Iterations of this publication volume will be shown at Testing Grounds Public Art Park for Melbourne Fringe Festival (6–23 October, 2022), at the West Space Window (27 May to 18 June, 2023) and at Incinerator Gallery (from 21 July to 24 September, 2023).

Experimental type made up of different sized, blue gradient arches that read: Lomiga Lua: i Luga ‘o le Moana.

The first iteration of Lomiga Lua: i Luga ‘o le Moana is a moving image work installed at Testing Grounds Public Art Park for Melbourne Fringe Festival, running 6–23 October, 2022. Public Art Park consists of a site-wide program supporting the development of works specifically developed for and in relation to the public realm.

This work combines digitally constructed interpretations of the ocean with text formed through familial connection, memory and shared interactions by ‘āiga (family) in Tāmaki Makaurau (Auckland), on Kombumerri Country (Gold Coast) and in Kirikiriroa (Hamilton). The artificial backgrounds were created in Naarm using a mixture of illustration, code, three dimensional digital modelling and reconstructed footage taken in Sāmoa.
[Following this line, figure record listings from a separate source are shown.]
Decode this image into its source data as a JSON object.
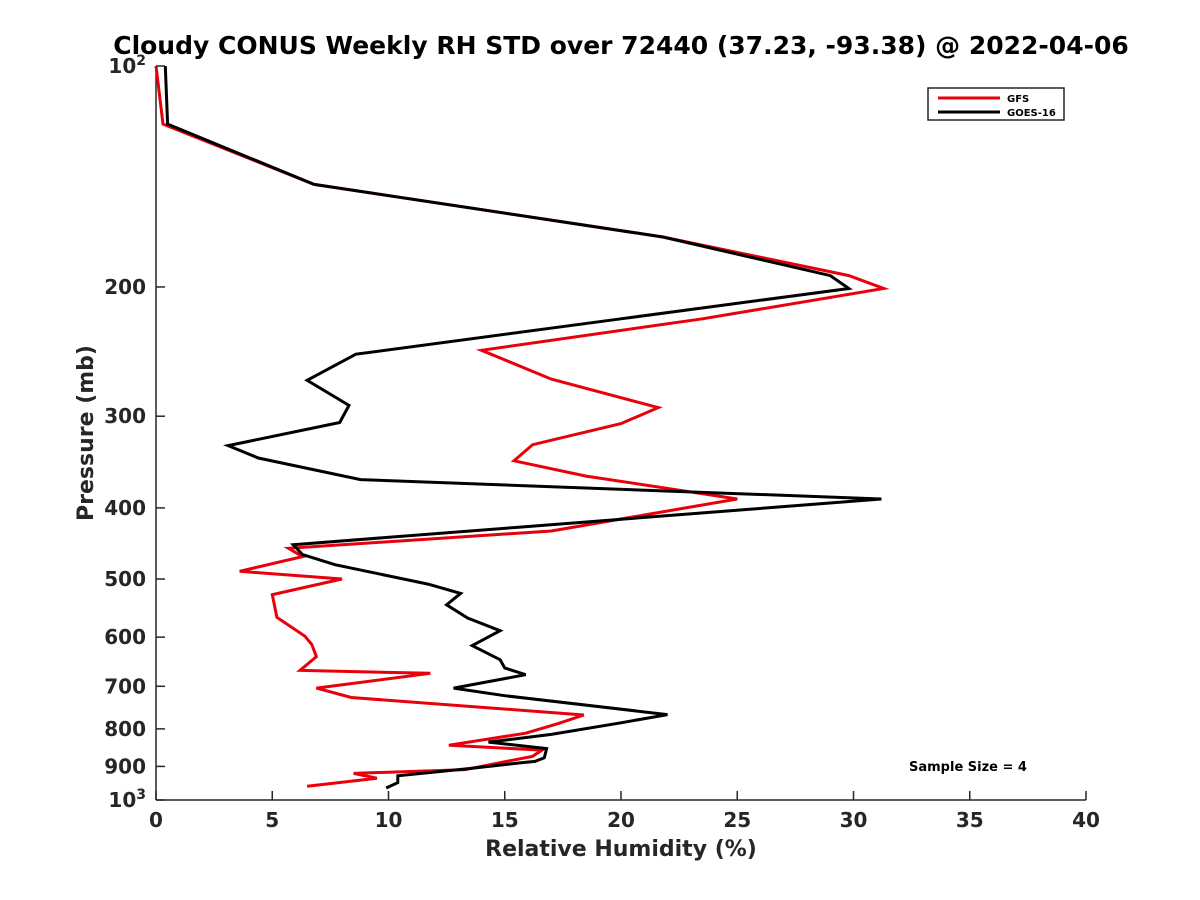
{
  "chart_data": {
    "type": "line",
    "title": "Cloudy CONUS Weekly RH STD over 72440 (37.23, -93.38) @ 2022-04-06",
    "xlabel": "Relative Humidity (%)",
    "ylabel": "Pressure (mb)",
    "xlim": [
      0,
      40
    ],
    "ylim": [
      100,
      1000
    ],
    "y_scale": "log",
    "y_reversed": true,
    "grid": false,
    "legend_position": "top-right",
    "x_ticks": [
      "0",
      "5",
      "10",
      "15",
      "20",
      "25",
      "30",
      "35",
      "40"
    ],
    "y_ticks": [
      {
        "value": 100,
        "base": "10",
        "exp": "2"
      },
      {
        "value": 200,
        "base": "200",
        "exp": ""
      },
      {
        "value": 300,
        "base": "300",
        "exp": ""
      },
      {
        "value": 400,
        "base": "400",
        "exp": ""
      },
      {
        "value": 500,
        "base": "500",
        "exp": ""
      },
      {
        "value": 600,
        "base": "600",
        "exp": ""
      },
      {
        "value": 700,
        "base": "700",
        "exp": ""
      },
      {
        "value": 800,
        "base": "800",
        "exp": ""
      },
      {
        "value": 900,
        "base": "900",
        "exp": ""
      },
      {
        "value": 1000,
        "base": "10",
        "exp": "3"
      }
    ],
    "annotation": "Sample Size = 4",
    "series": [
      {
        "name": "GFS",
        "color": "#e8000b",
        "points": [
          [
            0.0,
            100
          ],
          [
            0.3,
            120
          ],
          [
            6.8,
            145
          ],
          [
            21.8,
            171
          ],
          [
            29.8,
            193
          ],
          [
            31.3,
            201
          ],
          [
            23.5,
            221
          ],
          [
            14.0,
            244
          ],
          [
            17.0,
            267
          ],
          [
            21.6,
            292
          ],
          [
            20.0,
            307
          ],
          [
            16.2,
            328
          ],
          [
            15.4,
            345
          ],
          [
            18.5,
            362
          ],
          [
            25.0,
            389
          ],
          [
            21.0,
            409
          ],
          [
            17.0,
            430
          ],
          [
            5.7,
            454
          ],
          [
            6.3,
            466
          ],
          [
            3.6,
            488
          ],
          [
            8.0,
            500
          ],
          [
            5.0,
            525
          ],
          [
            5.2,
            564
          ],
          [
            6.4,
            598
          ],
          [
            6.7,
            614
          ],
          [
            6.9,
            638
          ],
          [
            6.2,
            666
          ],
          [
            11.8,
            672
          ],
          [
            6.9,
            704
          ],
          [
            8.4,
            725
          ],
          [
            18.4,
            766
          ],
          [
            17.3,
            787
          ],
          [
            15.9,
            811
          ],
          [
            12.6,
            842
          ],
          [
            16.6,
            855
          ],
          [
            16.2,
            872
          ],
          [
            13.3,
            909
          ],
          [
            8.5,
            920
          ],
          [
            9.5,
            934
          ],
          [
            6.5,
            958
          ]
        ]
      },
      {
        "name": "GOES-16",
        "color": "#000000",
        "points": [
          [
            0.4,
            100
          ],
          [
            0.5,
            120
          ],
          [
            6.8,
            145
          ],
          [
            21.8,
            171
          ],
          [
            29.0,
            193
          ],
          [
            29.8,
            201
          ],
          [
            20.0,
            221
          ],
          [
            8.6,
            247
          ],
          [
            6.5,
            268
          ],
          [
            8.3,
            290
          ],
          [
            7.9,
            306
          ],
          [
            3.1,
            329
          ],
          [
            4.4,
            342
          ],
          [
            8.8,
            366
          ],
          [
            31.2,
            389
          ],
          [
            15.6,
            425
          ],
          [
            5.9,
            449
          ],
          [
            6.3,
            463
          ],
          [
            7.7,
            478
          ],
          [
            11.7,
            508
          ],
          [
            13.1,
            523
          ],
          [
            12.5,
            542
          ],
          [
            13.4,
            565
          ],
          [
            14.8,
            588
          ],
          [
            13.6,
            616
          ],
          [
            14.8,
            644
          ],
          [
            15.0,
            661
          ],
          [
            15.9,
            675
          ],
          [
            12.8,
            704
          ],
          [
            15.0,
            721
          ],
          [
            22.0,
            765
          ],
          [
            20.0,
            785
          ],
          [
            17.0,
            814
          ],
          [
            14.3,
            834
          ],
          [
            16.8,
            851
          ],
          [
            16.7,
            876
          ],
          [
            16.3,
            886
          ],
          [
            15.8,
            889
          ],
          [
            13.5,
            906
          ],
          [
            10.4,
            927
          ],
          [
            10.4,
            947
          ],
          [
            9.9,
            963
          ]
        ]
      }
    ]
  }
}
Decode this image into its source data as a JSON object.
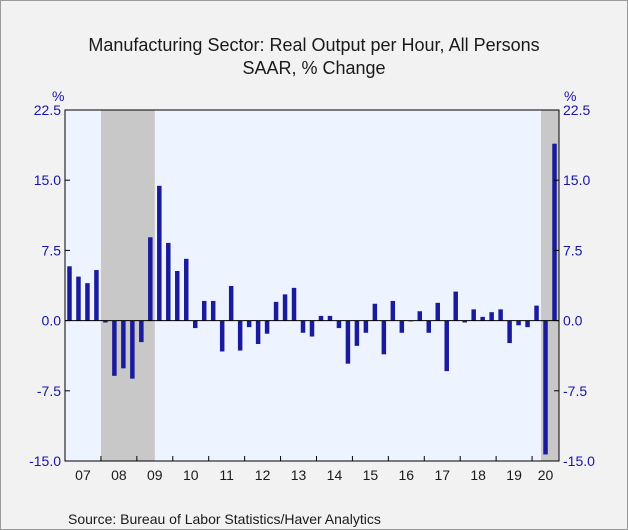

Created in collaboration with Tacy Fatu, Moira Roberts, Denise Roberts and Adrian Tuitama.

Link to event website

Over a dark blue background covered in rows of wave emojis, white text reads: ocean. sami/moana. we were known to be great navigators of the ocean. the ocean is our... highway. supermarket. playground. weakness. life. the ocean... gives us courage. connects and separates us from other islands. is where it all started. On a dark blue background are white, roughly drawn shapes of different sizes resembling different interpretations of waves. On the wave in the top-left, blue text reads: navigating through the Oceans of present past and future... A bright blue background is broken up in one section by a mouse arrow, revealings small parts of a darker blue beneath. Over the top white text, set in a cascading zigzag depicts a long personal message. Against a blue background of repeating rows of giant, geometric waves white text reads: tātou. we, us all. On the side of a shipping container painted an olive green, large white banners depict the details of Public Art Park.
Public Art Park opening event. Photo courtesy of Testing Grounds.

The second iteration of Lomiga Lua: i Luga ‘o le Moana is a moving image installation created in collaboration with Tacy Fatu, Moira Roberts, Denise Roberts and Adrian Tuitama.

Forthcoming at the West Space Window, 27 May to 18 June, 2023.

The third iteration of Lomiga Lua: i Luga ‘o le Moana will be an installation that takes the form of an enlarged and expanded publication. Included will be an array of prints and moving image works. Acting as both a resource and learning process, the work aims to provide language visibility without formality. Instead, the focus will be on humour, play and organic interaction.

Created in collaboration with Tacy Fatu, Moira Roberts, Denise Roberts and Adrian Tuitama. Forthcoming at Incinerator Gallery from 21 July to 24 September, 2023.